Ecco cosa succede concretamente quando scatta il dissesto:
1. Arriva il "Commissario" (La gestione separata)
Il consiglio comunale delibera il dissesto (oppure viene imposto dal Prefetto). Da quel momento, la vita finanziaria del comune si sdoppia:
La gestione passata (liquidazione): Il Presidente della Repubblica nomina una Commissione Straordinaria di Liquidazione (composta da esperti esterni). Questo organo si occupa esclusivamente di "cristallizzare" i vecchi debiti, trovare i soldi vendendo beni del comune o riscuotendo le vecchie tasse arretrate, e proporre ai creditori un accordo (spesso pagando solo una percentuale del debito originario, ad esempio il 40-60%).
La gestione corrente: Il Sindaco e la giunta restano in carica (a meno che il dissesto non sia accompagnato da altre crisi politiche), ma possono gestire solo l'amministrazione ordinaria. Il loro nuovo bilancio deve essere tassativamente in pareggio fin dal primo giorno.

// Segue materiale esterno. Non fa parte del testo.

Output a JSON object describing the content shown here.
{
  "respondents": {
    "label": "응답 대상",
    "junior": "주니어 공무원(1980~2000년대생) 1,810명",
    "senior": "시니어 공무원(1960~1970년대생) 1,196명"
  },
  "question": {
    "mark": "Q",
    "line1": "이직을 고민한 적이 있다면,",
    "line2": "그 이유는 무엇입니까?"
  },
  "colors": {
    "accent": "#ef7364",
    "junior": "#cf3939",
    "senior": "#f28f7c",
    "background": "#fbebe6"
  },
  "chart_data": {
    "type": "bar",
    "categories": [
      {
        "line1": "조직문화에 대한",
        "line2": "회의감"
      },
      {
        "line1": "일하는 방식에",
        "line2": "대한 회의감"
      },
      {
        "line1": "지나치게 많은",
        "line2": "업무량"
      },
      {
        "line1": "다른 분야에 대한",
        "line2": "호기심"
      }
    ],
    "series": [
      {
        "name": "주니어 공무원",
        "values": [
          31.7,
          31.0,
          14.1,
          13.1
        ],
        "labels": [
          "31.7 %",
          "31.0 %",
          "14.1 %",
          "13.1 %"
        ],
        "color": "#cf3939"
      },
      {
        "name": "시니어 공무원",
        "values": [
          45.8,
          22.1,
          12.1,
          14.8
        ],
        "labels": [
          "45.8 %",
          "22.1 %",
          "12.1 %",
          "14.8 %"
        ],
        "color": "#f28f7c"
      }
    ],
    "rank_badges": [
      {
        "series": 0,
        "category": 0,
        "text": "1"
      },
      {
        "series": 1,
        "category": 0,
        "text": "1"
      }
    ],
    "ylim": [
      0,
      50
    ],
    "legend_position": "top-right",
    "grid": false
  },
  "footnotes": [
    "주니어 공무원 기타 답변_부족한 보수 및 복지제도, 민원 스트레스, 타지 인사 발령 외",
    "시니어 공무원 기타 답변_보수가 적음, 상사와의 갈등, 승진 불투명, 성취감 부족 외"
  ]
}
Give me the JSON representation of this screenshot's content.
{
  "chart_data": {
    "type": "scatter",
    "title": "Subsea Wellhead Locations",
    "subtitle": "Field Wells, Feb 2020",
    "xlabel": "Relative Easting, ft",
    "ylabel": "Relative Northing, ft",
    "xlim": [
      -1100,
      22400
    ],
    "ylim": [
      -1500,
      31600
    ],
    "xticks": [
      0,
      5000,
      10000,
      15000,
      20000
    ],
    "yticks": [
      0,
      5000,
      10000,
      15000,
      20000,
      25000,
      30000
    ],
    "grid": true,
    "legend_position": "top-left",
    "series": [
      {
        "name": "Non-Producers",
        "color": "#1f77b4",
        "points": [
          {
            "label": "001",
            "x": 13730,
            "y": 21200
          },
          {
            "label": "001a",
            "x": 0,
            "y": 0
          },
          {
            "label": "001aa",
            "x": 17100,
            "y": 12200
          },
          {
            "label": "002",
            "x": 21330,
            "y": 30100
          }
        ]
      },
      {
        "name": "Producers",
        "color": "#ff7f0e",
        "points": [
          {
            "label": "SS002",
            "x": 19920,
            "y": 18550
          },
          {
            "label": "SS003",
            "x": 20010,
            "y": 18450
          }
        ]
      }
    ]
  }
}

2. Le conseguenze per i cittadini
I residenti sono purtroppo i primi a subire il peso del risanamento. Per legge, il comune è obbligato a portare le entrate al massimo livello possibile per fare cassa:
Tasse al massimo: Aliquote IMU, addizionale comunale IRPEF e tariffe sui servizi (come la mensa scolastica o i trasporti locali) vengono quasi sempre alzate ai livelli massimi consentiti dalla legge nazionale.
Tagli ai servizi non essenziali: Vengono garantiti solo i servizi pubblici essenziali. Manutenzioni stradali, cura del verde pubblico, eventi culturali e sussidi facoltativi subiscono drastiche riduzioni.
3. Le conseguenze per dipendenti e creditori
Per le imprese creditrici: Chi ha venduto beni o servizi al comune prima del dissesto vede i propri crediti "bloccati". Dovrà aspettare i tempi (spesso lunghi) della Commissione di Liquidazione e, quasi certamente, accettare una decurtazione della cifra che gli spettava.
Per i dipendenti comunali: Scatta il blocco delle assunzioni. Inoltre, viene eseguita una verifica della pianta organica: se il personale è in sovrannumero rispetto ai parametri di legge, i dipendenti eccedenti vengono messi in disponibilità o trasferiti ad altri enti.
Nota di tutela: Nonostante i tagli e i sacrifici, i beni demaniali (le strade, le piazze) e i beni patrimoniali indisponibili (come le scuole o i palazzi istituzionali) non possono essere pignorati o venduti per pagare i debiti.
Il periodo di dissesto e la relativa gestione straordinaria durano solitamente alcuni anni, fino a quando la Commissione non ha chiuso il piano di estinzione dei debiti e il comune dimostra di poter camminare nuovamente con le proprie gambe.